Monday, May 25, 2020
Jacky T. gave the luscious avocado on my toast, picked from her ex’s yard. (Hayden mangoes are abundant there, too, so she cans them, and would hand me some). I don’t have much of a garden. The potted plants on the porch are my housemate’s,— but when the tomatoes are big and ripe and the herbs harvestable, he’s willing to share, provided I cook green. I do cook green. My kitchen es muy verde. Napa Valley extra virgin olive oil green. Lime juice green over hoisin sauce smacked on chives and leeks and broiled shishitos and okras vermicelli. Basil leaf green on tomatoes and green and white cucumbers on a pumpernickel bread sandwich with afternoon iced tea— not green, but black, because black tea steeping is golden. Biodiversity green of happy house plants surrounding my kitchen elevate my home cooking to a star. Use the chayote green for soups and/or salad and leave the papaya fruits to yellow. Bake the green mussels in garlic and bread crumbs and wined artichoke vinegar, sea salt and pepper flakes. My hapa rice is not with brown but with green lentils that cook perfectly together, firm, but with a robust tender bite. And in the Japanese curry bowl  with potatoes and crispy shallots and pickled pearl onions, that’s the way to go green comfort food. I love my mother-in-law, Milagros. She has a prolific green thumb (her backyard in L.A. is a micro-orchard of persimmons, other tree plants, and the very tart, very sour green Philippine calamansi bush). When I texted her the picture of my green avocado toast, she wrote back: delicious, wow. I had learned from her to eat while standing in the kitchen, to steam up all my green vegetables cut to fit while the rice is cooking in the cooker, and the one-pot meal is a sauce away (usually something pungent and fermented) when the rice is cooked, and spoon away your meal with your hands to your mouth, just like the locals do in the homeland, and this method exercise will go top down not sideways in you, and your body is the better for it.  Most for-cooking super food green plants, flora and forest vegetations, are vertically oriented and slender and tall. Coconut trees,  banana trees, gingko and pine (for the nuts).

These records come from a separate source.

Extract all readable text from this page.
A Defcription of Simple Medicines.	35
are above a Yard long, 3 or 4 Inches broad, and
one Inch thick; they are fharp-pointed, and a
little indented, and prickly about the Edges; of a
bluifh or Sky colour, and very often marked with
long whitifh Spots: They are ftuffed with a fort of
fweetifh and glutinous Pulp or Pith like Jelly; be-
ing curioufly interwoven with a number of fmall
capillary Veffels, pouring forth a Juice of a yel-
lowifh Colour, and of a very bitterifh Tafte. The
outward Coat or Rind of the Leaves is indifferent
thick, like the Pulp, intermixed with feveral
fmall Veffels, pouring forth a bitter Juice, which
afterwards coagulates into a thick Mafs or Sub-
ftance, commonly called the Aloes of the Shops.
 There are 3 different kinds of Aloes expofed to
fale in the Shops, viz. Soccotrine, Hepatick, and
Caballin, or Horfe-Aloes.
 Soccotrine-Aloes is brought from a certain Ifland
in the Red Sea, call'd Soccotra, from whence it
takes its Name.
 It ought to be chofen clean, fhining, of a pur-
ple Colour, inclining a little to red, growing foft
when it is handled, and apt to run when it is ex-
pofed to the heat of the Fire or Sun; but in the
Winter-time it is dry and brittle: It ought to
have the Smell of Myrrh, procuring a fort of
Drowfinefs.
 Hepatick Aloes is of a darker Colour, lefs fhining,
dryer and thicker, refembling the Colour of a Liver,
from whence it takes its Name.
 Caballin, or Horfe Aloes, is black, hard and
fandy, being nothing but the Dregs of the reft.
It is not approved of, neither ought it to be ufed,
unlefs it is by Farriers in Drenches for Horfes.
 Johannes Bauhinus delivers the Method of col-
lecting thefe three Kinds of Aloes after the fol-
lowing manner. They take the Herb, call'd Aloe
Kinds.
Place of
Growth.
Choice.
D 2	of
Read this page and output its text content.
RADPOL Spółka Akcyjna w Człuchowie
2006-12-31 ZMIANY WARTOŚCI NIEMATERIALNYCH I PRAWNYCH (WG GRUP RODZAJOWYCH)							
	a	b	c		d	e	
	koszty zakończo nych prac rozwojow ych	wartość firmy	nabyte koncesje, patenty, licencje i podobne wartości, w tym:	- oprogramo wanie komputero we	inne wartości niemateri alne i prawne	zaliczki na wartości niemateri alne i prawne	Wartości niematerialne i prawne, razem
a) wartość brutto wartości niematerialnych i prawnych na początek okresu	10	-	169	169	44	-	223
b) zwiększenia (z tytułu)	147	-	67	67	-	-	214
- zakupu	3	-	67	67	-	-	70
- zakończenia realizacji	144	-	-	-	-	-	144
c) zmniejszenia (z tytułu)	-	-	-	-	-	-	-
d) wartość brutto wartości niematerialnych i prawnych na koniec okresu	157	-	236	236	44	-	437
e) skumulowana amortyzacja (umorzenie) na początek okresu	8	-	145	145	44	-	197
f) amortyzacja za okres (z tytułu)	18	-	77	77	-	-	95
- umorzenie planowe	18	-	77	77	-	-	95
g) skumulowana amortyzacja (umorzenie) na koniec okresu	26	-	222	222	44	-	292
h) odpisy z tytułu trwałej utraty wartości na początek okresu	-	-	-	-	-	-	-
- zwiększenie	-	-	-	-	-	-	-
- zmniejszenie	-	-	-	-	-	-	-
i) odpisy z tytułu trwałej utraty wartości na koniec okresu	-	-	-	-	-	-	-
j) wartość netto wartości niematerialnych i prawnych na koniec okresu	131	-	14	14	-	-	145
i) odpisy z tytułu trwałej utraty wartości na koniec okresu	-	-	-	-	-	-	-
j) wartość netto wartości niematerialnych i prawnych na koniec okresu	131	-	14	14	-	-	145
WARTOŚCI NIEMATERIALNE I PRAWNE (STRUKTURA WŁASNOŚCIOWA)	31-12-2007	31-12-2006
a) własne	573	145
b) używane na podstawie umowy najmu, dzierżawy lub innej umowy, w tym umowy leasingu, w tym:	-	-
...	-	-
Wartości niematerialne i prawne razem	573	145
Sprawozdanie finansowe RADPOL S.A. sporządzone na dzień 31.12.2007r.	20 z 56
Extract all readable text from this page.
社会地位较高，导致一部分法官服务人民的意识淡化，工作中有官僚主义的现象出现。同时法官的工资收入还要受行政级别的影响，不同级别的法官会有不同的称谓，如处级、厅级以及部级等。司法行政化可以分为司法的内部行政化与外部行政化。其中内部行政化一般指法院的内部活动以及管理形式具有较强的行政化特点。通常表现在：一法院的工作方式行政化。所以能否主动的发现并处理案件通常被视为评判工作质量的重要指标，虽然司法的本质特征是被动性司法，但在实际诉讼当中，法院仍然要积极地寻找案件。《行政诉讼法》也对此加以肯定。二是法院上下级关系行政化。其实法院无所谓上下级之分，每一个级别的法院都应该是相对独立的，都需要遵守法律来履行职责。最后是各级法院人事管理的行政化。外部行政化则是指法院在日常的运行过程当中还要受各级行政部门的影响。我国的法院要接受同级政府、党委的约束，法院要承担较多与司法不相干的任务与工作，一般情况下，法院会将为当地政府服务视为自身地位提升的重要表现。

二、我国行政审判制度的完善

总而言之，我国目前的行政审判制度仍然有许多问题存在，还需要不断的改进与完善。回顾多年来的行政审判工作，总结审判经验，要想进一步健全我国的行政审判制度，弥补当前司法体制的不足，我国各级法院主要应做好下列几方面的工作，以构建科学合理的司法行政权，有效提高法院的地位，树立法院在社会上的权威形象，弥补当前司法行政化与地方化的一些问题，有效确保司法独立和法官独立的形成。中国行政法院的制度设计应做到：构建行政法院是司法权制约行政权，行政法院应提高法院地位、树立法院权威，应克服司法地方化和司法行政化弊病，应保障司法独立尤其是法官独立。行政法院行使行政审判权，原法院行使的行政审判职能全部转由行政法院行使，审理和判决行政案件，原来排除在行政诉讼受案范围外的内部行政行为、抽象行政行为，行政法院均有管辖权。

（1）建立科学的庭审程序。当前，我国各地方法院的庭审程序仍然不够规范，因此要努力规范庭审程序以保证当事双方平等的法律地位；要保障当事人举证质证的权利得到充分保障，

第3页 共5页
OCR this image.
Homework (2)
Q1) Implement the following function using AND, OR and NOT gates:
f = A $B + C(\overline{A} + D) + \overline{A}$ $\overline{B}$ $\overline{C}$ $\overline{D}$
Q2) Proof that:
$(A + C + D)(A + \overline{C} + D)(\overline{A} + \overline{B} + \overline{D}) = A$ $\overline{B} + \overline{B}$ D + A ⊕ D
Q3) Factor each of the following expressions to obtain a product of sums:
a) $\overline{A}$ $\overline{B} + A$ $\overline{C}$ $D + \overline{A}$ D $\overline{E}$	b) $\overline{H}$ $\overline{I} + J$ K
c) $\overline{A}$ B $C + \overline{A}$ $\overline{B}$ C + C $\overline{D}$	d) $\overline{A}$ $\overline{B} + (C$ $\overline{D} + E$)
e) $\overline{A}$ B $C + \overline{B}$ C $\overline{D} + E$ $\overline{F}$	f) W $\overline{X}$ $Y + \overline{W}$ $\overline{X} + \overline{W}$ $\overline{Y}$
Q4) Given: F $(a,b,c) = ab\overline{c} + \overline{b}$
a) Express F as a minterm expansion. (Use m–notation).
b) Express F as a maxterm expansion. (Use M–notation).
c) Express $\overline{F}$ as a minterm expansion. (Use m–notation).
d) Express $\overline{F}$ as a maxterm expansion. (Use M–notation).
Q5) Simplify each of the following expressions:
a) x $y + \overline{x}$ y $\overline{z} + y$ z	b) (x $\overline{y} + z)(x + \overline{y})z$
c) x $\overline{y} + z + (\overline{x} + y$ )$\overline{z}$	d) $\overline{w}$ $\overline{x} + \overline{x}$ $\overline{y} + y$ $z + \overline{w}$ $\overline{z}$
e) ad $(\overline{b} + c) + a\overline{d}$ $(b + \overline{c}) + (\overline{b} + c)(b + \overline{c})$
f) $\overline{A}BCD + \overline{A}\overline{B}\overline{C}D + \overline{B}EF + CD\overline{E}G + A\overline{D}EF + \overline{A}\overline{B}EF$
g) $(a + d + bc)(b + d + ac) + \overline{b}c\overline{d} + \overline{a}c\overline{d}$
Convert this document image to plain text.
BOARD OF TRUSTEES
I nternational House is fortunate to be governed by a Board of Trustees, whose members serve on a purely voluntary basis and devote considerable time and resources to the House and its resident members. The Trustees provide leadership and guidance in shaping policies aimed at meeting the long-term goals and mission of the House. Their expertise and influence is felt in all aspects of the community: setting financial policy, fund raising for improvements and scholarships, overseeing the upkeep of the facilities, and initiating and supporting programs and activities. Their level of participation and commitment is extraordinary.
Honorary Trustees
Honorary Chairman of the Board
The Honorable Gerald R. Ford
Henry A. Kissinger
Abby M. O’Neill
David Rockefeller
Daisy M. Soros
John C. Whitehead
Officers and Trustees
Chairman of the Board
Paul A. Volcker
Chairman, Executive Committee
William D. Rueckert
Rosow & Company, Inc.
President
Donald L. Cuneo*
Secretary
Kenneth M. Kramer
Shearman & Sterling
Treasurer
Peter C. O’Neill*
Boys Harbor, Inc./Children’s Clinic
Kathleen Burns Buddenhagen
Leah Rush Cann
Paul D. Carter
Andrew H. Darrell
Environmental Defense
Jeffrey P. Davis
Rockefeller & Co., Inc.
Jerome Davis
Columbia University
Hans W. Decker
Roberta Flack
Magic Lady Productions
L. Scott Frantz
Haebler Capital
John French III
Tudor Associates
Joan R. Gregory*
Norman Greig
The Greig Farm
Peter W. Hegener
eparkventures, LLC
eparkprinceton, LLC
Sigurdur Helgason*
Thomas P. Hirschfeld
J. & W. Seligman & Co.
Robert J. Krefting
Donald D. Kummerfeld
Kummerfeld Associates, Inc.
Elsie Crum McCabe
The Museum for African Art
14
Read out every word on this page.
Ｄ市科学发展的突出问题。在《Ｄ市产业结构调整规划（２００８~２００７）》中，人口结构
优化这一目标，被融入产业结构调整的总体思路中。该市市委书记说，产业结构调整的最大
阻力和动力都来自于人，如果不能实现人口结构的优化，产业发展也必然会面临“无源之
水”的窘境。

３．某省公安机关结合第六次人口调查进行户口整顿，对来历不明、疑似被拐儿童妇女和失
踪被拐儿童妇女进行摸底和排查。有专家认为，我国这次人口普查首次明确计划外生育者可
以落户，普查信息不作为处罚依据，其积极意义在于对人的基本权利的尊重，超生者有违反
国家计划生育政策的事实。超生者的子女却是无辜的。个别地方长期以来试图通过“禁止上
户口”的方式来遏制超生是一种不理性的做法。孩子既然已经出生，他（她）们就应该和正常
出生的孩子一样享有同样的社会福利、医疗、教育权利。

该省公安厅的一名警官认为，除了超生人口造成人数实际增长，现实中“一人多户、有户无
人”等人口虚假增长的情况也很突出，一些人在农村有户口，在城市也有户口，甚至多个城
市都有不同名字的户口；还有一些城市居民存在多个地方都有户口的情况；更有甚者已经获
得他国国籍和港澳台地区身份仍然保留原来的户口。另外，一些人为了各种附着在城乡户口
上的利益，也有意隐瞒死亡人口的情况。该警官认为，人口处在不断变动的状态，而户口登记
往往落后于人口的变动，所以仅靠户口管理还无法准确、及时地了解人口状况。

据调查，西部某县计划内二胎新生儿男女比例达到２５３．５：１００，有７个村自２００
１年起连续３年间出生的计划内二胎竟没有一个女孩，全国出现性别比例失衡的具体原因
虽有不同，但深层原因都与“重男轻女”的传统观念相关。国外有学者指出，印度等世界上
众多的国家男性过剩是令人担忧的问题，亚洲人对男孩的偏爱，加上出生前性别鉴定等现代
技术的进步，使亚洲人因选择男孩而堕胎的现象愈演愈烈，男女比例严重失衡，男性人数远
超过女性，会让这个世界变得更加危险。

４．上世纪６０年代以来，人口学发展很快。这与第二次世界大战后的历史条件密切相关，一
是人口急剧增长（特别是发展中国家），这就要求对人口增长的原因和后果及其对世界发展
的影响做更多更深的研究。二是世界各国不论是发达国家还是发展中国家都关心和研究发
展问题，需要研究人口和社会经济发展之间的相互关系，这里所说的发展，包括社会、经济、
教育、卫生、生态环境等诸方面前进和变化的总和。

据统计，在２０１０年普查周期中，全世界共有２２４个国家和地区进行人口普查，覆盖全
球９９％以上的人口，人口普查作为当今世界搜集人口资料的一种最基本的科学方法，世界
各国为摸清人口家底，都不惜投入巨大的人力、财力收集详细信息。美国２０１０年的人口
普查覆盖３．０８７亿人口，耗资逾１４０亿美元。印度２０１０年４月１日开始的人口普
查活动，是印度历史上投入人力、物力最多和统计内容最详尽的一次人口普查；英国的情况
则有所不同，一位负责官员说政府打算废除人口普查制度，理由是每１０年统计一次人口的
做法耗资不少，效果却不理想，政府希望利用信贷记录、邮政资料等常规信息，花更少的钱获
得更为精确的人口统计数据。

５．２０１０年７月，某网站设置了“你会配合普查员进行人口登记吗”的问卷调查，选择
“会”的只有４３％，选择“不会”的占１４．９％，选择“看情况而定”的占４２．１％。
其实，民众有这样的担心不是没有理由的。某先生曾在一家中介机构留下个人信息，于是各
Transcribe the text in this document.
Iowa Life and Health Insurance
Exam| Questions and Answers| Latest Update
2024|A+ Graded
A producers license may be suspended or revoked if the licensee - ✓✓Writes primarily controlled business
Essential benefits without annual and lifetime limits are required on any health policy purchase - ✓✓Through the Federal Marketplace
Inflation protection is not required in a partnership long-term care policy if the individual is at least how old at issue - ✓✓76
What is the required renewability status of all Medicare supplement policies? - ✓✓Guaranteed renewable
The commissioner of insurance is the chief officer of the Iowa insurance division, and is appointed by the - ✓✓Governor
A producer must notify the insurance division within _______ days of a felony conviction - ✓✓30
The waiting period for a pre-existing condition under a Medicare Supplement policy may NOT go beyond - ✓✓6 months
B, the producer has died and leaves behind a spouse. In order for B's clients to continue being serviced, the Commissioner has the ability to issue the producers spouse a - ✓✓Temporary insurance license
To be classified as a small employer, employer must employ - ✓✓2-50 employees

Pesto is green. My best gal friend since high school’s favorite emoji is a green heart. The jade plant is green. And it is for luck, and long life.

KC said...

Your plants are lovely. The avocado toast looked tasty.

Sal Paradise said...

Green is good! I like what you write and the thought of a tomato and cucumber sandwich and a glass of iced tea is now on my mind. Thank you.